The effects of volatility were acutely seen in Texas in 2021, when Storm Uri took generation capacity offline resulting in extreme intraday volatility. Prices reached $9,000/MWh and stayed there for almost four days, orders of magnitude above the 10 year average of $40-$60/MWh. In addition to the deployment of renewables filling up more of the generation stack, volatility is being exacerbated more widely by burgeoning demand, proportional reduction in firm capacity, and an increasing frequency of natural disasters.
The resulting volatility poses existential risks to the operations of retail suppliers, who are obliged to deliver power to their customers, often at a capped rate. To protect themselves, suppliers hedge their obligations by buying electricity in advance, generally through forward contracts. Forward markets allow participants to lock in electricity prices for future delivery periods, providing a safeguard against the unpredictability of day-ahead and imbalance prices.
Hedges are almost always priced at the marginal gas price. Because long range weather forecasts are not reliable, the market prices electricity in the forward market in the UK at close to the marginal gas price, even if there is an expectation of some renewable generation in the delivery period. The trick with hedging with a combination of forwards and clean energy assets is modelling customer demand and the production of clean energy assets.
Firms do get this wrong, sometimes with disastrous results – a most spectacular example is that of the startup Bulb, which became national news in 2021 after it required a £6 billion bailout from the UK government.
Hedging enables a supplier to fix the price their customers will pay through a billing period. This price is generally a function of the supplier’s aggregate hedged position in that location. As we approach delivery, that hedge may be above or below the price on the short term day-ahead market. In other words, it can be in or out of the money. Historically customer demand was inflexible, and so a supplier would be forced to deliver power even when they could see much greater profits in selling the hedge into the day ahead market.

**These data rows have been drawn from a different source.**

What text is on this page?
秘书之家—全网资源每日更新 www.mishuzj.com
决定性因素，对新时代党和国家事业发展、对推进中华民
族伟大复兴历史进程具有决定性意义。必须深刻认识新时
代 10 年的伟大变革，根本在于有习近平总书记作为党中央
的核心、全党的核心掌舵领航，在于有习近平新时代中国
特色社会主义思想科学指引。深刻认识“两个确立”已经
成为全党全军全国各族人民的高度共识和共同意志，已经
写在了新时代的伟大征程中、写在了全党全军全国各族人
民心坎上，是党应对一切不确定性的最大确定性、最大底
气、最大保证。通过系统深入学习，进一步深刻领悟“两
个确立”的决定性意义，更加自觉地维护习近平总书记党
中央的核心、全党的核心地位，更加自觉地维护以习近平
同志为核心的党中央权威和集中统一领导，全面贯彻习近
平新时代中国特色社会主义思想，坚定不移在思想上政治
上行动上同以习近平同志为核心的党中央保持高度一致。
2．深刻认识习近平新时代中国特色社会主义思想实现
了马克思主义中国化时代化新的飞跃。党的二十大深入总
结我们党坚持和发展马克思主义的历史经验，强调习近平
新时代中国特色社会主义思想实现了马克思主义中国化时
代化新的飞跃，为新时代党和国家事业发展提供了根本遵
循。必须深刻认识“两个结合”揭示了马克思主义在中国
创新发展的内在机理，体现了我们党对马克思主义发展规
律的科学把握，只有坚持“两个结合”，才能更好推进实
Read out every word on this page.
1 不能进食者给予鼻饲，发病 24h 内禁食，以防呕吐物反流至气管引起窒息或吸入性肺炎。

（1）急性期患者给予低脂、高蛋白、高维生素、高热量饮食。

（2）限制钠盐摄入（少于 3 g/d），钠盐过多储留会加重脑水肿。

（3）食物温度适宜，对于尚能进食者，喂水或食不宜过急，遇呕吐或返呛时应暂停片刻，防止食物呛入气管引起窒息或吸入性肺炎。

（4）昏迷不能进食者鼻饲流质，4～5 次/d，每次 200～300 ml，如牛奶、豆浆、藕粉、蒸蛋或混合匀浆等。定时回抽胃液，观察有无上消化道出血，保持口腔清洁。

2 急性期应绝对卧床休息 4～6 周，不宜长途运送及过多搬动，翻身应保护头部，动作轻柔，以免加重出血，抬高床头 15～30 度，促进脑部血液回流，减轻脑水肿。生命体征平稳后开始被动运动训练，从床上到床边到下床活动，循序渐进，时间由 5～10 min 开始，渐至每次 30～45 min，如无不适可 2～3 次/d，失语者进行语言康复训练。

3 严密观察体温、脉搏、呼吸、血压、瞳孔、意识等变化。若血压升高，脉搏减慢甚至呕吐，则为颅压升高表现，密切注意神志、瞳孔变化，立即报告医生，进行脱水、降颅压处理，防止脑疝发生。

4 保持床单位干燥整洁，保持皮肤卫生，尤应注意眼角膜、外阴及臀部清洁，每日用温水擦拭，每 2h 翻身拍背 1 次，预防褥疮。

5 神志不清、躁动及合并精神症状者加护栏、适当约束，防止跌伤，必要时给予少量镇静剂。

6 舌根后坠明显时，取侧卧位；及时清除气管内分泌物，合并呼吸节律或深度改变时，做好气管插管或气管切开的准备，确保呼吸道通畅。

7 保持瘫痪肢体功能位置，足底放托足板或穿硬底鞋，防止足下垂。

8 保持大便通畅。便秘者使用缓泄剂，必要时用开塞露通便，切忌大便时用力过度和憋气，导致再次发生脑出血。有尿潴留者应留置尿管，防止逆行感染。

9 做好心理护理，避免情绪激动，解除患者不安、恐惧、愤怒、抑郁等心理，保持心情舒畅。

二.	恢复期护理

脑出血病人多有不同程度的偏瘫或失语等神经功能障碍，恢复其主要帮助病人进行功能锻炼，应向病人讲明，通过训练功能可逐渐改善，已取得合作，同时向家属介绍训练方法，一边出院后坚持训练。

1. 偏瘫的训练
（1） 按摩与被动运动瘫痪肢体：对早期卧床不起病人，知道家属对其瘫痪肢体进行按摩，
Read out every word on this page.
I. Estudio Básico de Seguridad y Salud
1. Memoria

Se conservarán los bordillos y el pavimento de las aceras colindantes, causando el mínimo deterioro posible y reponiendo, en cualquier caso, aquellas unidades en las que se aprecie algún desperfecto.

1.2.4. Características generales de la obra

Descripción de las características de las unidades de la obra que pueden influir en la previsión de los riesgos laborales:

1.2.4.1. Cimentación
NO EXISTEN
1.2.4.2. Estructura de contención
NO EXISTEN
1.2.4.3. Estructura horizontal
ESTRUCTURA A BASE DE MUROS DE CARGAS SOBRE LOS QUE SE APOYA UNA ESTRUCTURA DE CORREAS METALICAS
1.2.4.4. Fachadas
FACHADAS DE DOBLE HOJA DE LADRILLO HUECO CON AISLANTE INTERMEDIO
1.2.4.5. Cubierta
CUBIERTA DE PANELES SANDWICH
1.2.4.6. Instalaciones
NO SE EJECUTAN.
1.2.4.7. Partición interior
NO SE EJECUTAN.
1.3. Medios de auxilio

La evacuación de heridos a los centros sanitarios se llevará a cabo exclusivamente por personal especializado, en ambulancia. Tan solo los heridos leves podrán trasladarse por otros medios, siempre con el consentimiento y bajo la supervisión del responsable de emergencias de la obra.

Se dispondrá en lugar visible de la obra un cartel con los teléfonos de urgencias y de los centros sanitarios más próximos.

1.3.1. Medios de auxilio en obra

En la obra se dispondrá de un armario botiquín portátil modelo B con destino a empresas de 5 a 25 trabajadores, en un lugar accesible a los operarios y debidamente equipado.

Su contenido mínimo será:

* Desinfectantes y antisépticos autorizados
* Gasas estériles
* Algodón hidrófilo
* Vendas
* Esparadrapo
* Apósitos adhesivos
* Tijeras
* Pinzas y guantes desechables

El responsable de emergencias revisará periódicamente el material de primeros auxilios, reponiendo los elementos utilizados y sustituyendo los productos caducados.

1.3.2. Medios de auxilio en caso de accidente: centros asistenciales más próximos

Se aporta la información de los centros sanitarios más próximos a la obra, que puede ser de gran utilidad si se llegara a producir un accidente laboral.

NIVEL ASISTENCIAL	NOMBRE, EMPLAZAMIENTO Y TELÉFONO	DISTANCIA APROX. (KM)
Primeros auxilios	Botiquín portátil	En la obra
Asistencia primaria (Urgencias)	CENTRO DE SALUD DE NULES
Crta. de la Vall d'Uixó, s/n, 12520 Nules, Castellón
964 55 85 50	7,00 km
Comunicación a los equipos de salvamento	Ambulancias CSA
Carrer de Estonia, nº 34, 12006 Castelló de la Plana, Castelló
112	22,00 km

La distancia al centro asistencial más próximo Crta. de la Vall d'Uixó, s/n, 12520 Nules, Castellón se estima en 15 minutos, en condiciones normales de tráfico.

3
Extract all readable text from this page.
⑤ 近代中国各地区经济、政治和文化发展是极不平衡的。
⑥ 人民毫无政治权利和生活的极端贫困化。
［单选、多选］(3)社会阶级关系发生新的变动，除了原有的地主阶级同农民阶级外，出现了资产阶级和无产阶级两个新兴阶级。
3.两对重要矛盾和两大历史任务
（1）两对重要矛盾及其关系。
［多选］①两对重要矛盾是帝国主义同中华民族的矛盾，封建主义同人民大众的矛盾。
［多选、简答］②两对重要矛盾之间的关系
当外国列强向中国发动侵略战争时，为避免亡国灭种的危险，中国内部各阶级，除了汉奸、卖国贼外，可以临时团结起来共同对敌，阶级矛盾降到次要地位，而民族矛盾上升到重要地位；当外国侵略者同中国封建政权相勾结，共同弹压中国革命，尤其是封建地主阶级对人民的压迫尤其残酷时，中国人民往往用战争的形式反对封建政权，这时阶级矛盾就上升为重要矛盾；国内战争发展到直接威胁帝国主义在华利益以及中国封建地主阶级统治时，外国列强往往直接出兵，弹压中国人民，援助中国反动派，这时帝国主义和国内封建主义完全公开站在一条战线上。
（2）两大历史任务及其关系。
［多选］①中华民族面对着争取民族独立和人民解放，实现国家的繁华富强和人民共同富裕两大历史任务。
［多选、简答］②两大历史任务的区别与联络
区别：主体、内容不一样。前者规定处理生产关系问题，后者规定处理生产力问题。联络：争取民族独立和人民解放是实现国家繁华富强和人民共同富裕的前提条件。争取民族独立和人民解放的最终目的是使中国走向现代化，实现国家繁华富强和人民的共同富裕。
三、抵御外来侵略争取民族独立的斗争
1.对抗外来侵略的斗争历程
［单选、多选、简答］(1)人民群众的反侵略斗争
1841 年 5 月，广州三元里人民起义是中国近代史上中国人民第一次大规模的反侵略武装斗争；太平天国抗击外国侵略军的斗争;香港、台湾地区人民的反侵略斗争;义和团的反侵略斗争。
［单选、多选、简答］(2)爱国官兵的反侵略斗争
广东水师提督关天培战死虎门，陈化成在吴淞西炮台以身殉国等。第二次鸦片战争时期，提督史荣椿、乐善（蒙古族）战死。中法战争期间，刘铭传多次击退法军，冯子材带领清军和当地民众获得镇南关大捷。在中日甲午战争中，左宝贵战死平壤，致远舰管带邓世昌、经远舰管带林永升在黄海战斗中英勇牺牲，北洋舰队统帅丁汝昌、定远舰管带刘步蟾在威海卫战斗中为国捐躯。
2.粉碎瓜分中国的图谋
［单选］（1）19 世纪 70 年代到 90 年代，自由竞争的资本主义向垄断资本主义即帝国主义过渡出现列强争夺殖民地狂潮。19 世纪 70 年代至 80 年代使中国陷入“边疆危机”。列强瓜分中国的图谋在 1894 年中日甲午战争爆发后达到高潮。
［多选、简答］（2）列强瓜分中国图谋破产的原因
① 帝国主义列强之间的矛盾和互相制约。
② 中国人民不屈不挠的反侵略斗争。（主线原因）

However this is beginning to change.
Some suppliers have attempted to give customers exposure to day-ahead prices via indexed or spot tariffs, where customers essentially pay the wholesale rate plus a margin. This however, can give the customer no protection from price volatility – they are unhedged, naked, and susceptible to great swings in their rates. After Storm Uri, some suppliers passed on wholesale rates to Texas customers that resulted in residents receiving $16,000 bills for a month’s electricity.
This kind of pricing requires a sophisticated customer to actively change their usage based on price, otherwise they’ll often be worse off. The typical version of these tariffs doesn’t provide adequate protection for most retail users.
But this increasing volatility does present an opportunity. Instead of riding the wholesale price with full exposure, what if we started from a hedged position, then traded out of that position when the hedges are in the money and profitable to resell, or bought more at cheaper wholesale rates when the hedges are out of the money? This can be possible through coordination between suppliers and their customers to shift loads on the demand side. The result being a lower cost of electricity for the supplier, which can be passed down to the customer. Project Zero is putting this into production.
This supplier-user coordination is known as demand response, and is a core component of Project Zero. While making the grid greener and more flexible, it also delivers economic benefits under current electricity market dynamics. It aligns incentives perfectly, which we will explore more in a future post.